At APH's testing sites, data presented by Escott to Travis County commissioners June 30 shows about 5,500 free tests were conducted between June 15-28. With demand so high and antiquated technology being used to keep up, Escott said results were coming back seven to 10 days after a test, meaning the investigation would begin after the coronavirus patient had already passed the point where they were at risk of spreading the disease.

"The concept of doing a case investigation and contact tracing on someone who is likely no longer infectious is a waste of time. What we’re having to do is reprioritize both our contact tracing and testing strategy," Escott said.


On June 26, Austin Mayor Steve Adler announced in a Facebook Live video that the city's public testing sites would no longer be providing tests for patients who are asymptomatic.
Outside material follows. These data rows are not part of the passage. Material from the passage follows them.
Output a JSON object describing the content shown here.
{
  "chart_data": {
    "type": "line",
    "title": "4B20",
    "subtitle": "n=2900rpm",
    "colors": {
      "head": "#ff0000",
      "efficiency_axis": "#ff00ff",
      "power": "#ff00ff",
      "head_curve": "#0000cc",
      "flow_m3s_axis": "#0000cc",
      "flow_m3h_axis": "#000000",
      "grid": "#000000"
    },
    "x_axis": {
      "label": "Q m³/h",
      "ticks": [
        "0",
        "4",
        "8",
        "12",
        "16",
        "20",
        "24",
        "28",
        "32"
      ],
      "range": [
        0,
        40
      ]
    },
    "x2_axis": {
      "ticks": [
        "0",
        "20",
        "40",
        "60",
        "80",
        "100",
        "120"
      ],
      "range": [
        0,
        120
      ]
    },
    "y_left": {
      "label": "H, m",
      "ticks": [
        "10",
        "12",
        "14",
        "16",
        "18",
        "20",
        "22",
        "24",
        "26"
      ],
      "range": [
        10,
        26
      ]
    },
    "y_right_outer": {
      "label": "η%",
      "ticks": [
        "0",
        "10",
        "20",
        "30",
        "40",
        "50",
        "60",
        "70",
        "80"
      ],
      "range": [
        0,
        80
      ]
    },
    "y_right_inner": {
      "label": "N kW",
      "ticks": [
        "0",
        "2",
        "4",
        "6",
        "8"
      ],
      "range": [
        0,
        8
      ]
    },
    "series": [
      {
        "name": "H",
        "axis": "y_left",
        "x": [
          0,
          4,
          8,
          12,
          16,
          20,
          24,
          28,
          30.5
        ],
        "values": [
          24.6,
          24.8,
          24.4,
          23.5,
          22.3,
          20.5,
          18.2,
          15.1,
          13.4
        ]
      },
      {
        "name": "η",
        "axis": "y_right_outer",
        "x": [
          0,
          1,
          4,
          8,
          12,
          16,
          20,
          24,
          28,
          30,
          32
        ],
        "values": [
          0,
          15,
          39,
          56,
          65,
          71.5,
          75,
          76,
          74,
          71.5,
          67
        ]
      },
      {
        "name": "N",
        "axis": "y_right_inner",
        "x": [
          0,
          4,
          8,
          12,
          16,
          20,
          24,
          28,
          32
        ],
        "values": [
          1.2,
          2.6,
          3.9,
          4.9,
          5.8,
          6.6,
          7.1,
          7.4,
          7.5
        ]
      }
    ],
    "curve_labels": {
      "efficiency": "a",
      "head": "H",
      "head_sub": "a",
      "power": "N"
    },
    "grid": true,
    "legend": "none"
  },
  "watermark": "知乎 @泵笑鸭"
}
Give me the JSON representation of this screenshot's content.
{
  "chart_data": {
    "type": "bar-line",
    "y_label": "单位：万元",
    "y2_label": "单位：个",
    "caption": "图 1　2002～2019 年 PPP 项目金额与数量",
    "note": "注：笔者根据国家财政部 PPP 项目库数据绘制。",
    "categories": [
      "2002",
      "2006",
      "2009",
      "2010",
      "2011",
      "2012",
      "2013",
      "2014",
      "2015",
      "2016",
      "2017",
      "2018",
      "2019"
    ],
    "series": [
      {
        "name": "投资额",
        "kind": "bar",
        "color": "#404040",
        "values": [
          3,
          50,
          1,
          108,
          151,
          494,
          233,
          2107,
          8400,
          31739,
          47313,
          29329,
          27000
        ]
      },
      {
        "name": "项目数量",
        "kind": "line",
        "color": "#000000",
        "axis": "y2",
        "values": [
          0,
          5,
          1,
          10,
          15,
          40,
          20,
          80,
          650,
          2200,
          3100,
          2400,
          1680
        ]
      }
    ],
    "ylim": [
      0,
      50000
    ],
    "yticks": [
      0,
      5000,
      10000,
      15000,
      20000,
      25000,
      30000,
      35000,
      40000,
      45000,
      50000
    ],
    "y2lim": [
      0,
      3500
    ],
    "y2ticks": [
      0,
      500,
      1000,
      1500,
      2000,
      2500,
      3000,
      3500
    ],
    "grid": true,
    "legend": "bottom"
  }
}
CommUnityCare has adopted the same policy, and as of July 1, both entities are encouraging people with health insurance to seek testing through their health care providers. The goal of these policies is to free up space at the testing sites for people who do not have insurance.

Meanwhile, the tracing strategy has shifted as well. Escott said APH staff, by necessity, are now focusing on those tested most recently in order to quickly get in touch with their contacts and have the greatest impact. Bhavani said UT Health Austin volunteers have adopted a similar policy.

"We’ve tried to prioritize cases close to symptom onset, so we can be more timely with investigations and contact," she said.

As officials scramble to trace the paths of the virus and contain it, hospitals in the local area still have room for patients, but the exponential growth of cases is causing concern among officials about what capacity will be a few weeks down the line.


According to Ascension Seton, Baylor Scott & White Health and St. David's HealthCare, staffed hospital beds in the Central Texas area for the three major hospital networks are about 72% occupied, and ICU beds are about 80% occupied.

Those capacity numbers are typical, Escott said, but if the Austin community and other large cities in Texas cannot rein in the uncontrolled spread of the virus, the beds will quickly fill up, and there will no longer be enough nurses and doctors to treat patients.

"We have to catch up. We have to get back to the situation where we can track where a disease came from," Escott told commissioners June 30. "Right now, we can’t because there’s simply too much disease spread right now."